# Places to fish from bank near Mcdonough Ga?????



## dnelms37656 (Aug 26, 2011)

I maybe doing some training for a new job later this year in McDonough,Ga. 3 weeks at a time throughout the next year. Anyone recommend some areas to fish from the bank? Looks to be some small lakes around the area from Google Maps. Are most public areas or private?  

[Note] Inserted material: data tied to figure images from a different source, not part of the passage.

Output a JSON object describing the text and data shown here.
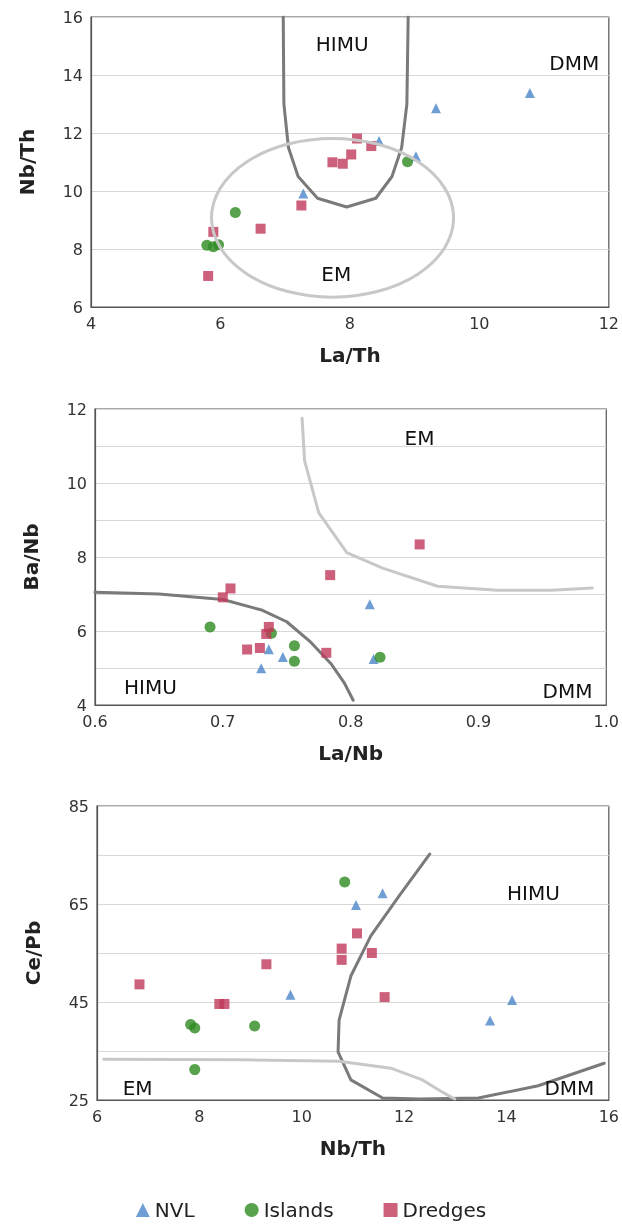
{
  "chart_data": [
    {
      "type": "scatter",
      "xlabel": "La/Th",
      "ylabel": "Nb/Th",
      "xlim": [
        4,
        12
      ],
      "xticks": [
        4,
        6,
        8,
        10,
        12
      ],
      "ylim": [
        6,
        16
      ],
      "yticks": [
        6,
        8,
        10,
        12,
        14,
        16
      ],
      "grid": "y",
      "legend": false,
      "annotations": [
        "HIMU",
        "DMM",
        "EM"
      ],
      "series": [
        {
          "color": "#4a86c8",
          "marker": "triangle",
          "x": [
            10.78,
            9.33,
            8.45,
            9.02,
            7.28
          ],
          "values": [
            13.38,
            12.85,
            11.72,
            11.2,
            9.91
          ]
        },
        {
          "color": "#2e8b22",
          "marker": "circle",
          "x": [
            8.89,
            6.23,
            5.79,
            5.89,
            5.97
          ],
          "values": [
            11.01,
            9.26,
            8.13,
            8.08,
            8.15
          ]
        },
        {
          "color": "#c0395a",
          "marker": "square",
          "x": [
            8.11,
            8.33,
            8.02,
            7.73,
            7.89,
            7.25,
            6.62,
            5.89,
            5.81
          ],
          "values": [
            11.81,
            11.55,
            11.26,
            10.99,
            10.94,
            9.5,
            8.7,
            8.59,
            7.07
          ]
        },
        {
          "type": "line",
          "marker": "none",
          "color": "#7a7a7a",
          "x": [
            6.97,
            6.98,
            7.05,
            7.2,
            7.5,
            7.95,
            8.4,
            8.65,
            8.8,
            8.88,
            8.9
          ],
          "values": [
            16,
            13,
            11.5,
            10.5,
            9.75,
            9.45,
            9.75,
            10.5,
            11.5,
            13,
            16
          ]
        }
      ]
    },
    {
      "type": "scatter",
      "xlabel": "La/Nb",
      "ylabel": "Ba/Nb",
      "xlim": [
        0.6,
        1.0
      ],
      "xticks": [
        0.6,
        0.7,
        0.8,
        0.9,
        {
          "value": 1,
          "label": "1.0"
        }
      ],
      "ylim": [
        4,
        12
      ],
      "yticks": [
        4,
        {
          "value": 5,
          "label": null
        },
        6,
        {
          "value": 7,
          "label": null
        },
        8,
        {
          "value": 9,
          "label": null
        },
        10,
        {
          "value": 11,
          "label": null
        },
        12
      ],
      "grid": "y",
      "legend": false,
      "annotations": [
        "EM",
        "HIMU",
        "DMM"
      ],
      "series": [
        {
          "color": "#4a86c8",
          "marker": "triangle",
          "x": [
            0.815,
            0.73,
            0.736,
            0.747,
            0.818
          ],
          "values": [
            6.72,
            4.99,
            5.51,
            5.3,
            5.24
          ]
        },
        {
          "color": "#2e8b22",
          "marker": "circle",
          "x": [
            0.69,
            0.738,
            0.756,
            0.756,
            0.823
          ],
          "values": [
            6.11,
            5.94,
            5.6,
            5.18,
            5.29
          ]
        },
        {
          "color": "#c0395a",
          "marker": "square",
          "x": [
            0.854,
            0.784,
            0.706,
            0.7,
            0.736,
            0.734,
            0.719,
            0.729,
            0.781
          ],
          "values": [
            8.34,
            7.51,
            7.15,
            6.91,
            6.11,
            5.92,
            5.5,
            5.54,
            5.41
          ]
        },
        {
          "type": "line",
          "marker": "none",
          "color": "#7a7a7a",
          "x": [
            0.6,
            0.65,
            0.7,
            0.731,
            0.75,
            0.769,
            0.785,
            0.795,
            0.802
          ],
          "values": [
            7.05,
            7.0,
            6.85,
            6.56,
            6.25,
            5.69,
            5.1,
            4.6,
            4.13
          ]
        },
        {
          "type": "line",
          "marker": "none",
          "color": "#c8c8c8",
          "x": [
            0.762,
            0.764,
            0.775,
            0.797,
            0.825,
            0.868,
            0.915,
            0.957,
            0.989
          ],
          "values": [
            11.75,
            10.6,
            9.2,
            8.12,
            7.7,
            7.21,
            7.1,
            7.1,
            7.16
          ]
        }
      ]
    },
    {
      "type": "scatter",
      "xlabel": "Nb/Th",
      "ylabel": "Ce/Pb",
      "xlim": [
        6,
        16
      ],
      "xticks": [
        6,
        8,
        10,
        12,
        14,
        16
      ],
      "ylim": [
        25,
        85
      ],
      "yticks": [
        25,
        {
          "value": 35,
          "label": null
        },
        45,
        {
          "value": 55,
          "label": null
        },
        65,
        {
          "value": 75,
          "label": null
        },
        85
      ],
      "grid": "y",
      "legend": "bottom",
      "annotations": [
        "HIMU",
        "EM",
        "DMM"
      ],
      "series": [
        {
          "name": "NVL",
          "color": "#4a86c8",
          "marker": "triangle",
          "x": [
            11.58,
            11.06,
            9.78,
            14.11,
            13.68
          ],
          "values": [
            67.2,
            64.8,
            46.5,
            45.4,
            41.2
          ]
        },
        {
          "name": "Islands",
          "color": "#2e8b22",
          "marker": "circle",
          "x": [
            10.84,
            7.83,
            7.91,
            9.08,
            7.91
          ],
          "values": [
            69.5,
            40.4,
            39.7,
            40.1,
            31.2
          ]
        },
        {
          "name": "Dredges",
          "color": "#c0395a",
          "marker": "square",
          "x": [
            6.83,
            11.08,
            10.78,
            10.78,
            11.37,
            9.31,
            8.39,
            8.49,
            11.62
          ],
          "values": [
            48.6,
            59.0,
            55.9,
            53.6,
            55.0,
            52.7,
            44.6,
            44.6,
            46.0
          ]
        },
        {
          "type": "line",
          "marker": "none",
          "color": "#7a7a7a",
          "x": [
            12.5,
            11.9,
            11.35,
            10.96,
            10.73,
            10.71,
            10.96,
            11.58,
            12.3,
            13.45,
            14.62,
            15.91
          ],
          "values": [
            75.2,
            66.6,
            58.5,
            50.3,
            41.3,
            34.8,
            29.1,
            25.4,
            25.2,
            25.4,
            27.9,
            32.5
          ]
        },
        {
          "type": "line",
          "marker": "none",
          "color": "#c8c8c8",
          "x": [
            6.13,
            8.78,
            10.73,
            11.74,
            12.36,
            12.75,
            12.99
          ],
          "values": [
            33.3,
            33.2,
            32.9,
            31.5,
            29.1,
            26.6,
            25.2
          ]
        }
      ]
    }
  ]
}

I'm out of state and would probably by a 1 year license if fishing is pretty good. Probably wouldn't be bringing a boat the 1st trip to the area.


----------



## dcg1026 (Aug 26, 2011)

There are some awesome Henry County resivors in McDonough and Locust Grove. I dont know your situation with work, but you have to be a resident of the county to fish them.


----------



## Buzzerbaits (Aug 26, 2011)

Pm me. I will take you out on a local fishing trip around there!  FISH ON !!


----------



## bpoulin (Aug 26, 2011)

Jackson Lake Dam, not too far from Mcdonough, and on the south side of the dam there is a fishing dock. The water is low now, but if they ever decide to generate I hear the fishing is great. Not bad for Gar right now though. Google Lloyd Shoals Park that's where the dock is at. Also High Falls park isn't far away, I've never fished it, but it's water...


----------



## steviedobbs27 (Aug 28, 2011)

The south river down hwy81 south is pretty good bank access. The Henry co resiviors are good but you have to be Henry Co resident. The Clayton county resivoirs are good and you dont have to be a resident. The Blalock and Shamrock resiviours are pretty close to Mcdonough up Jonesboro rd. They have websites with fishing info at Clayton county water authority site.


----------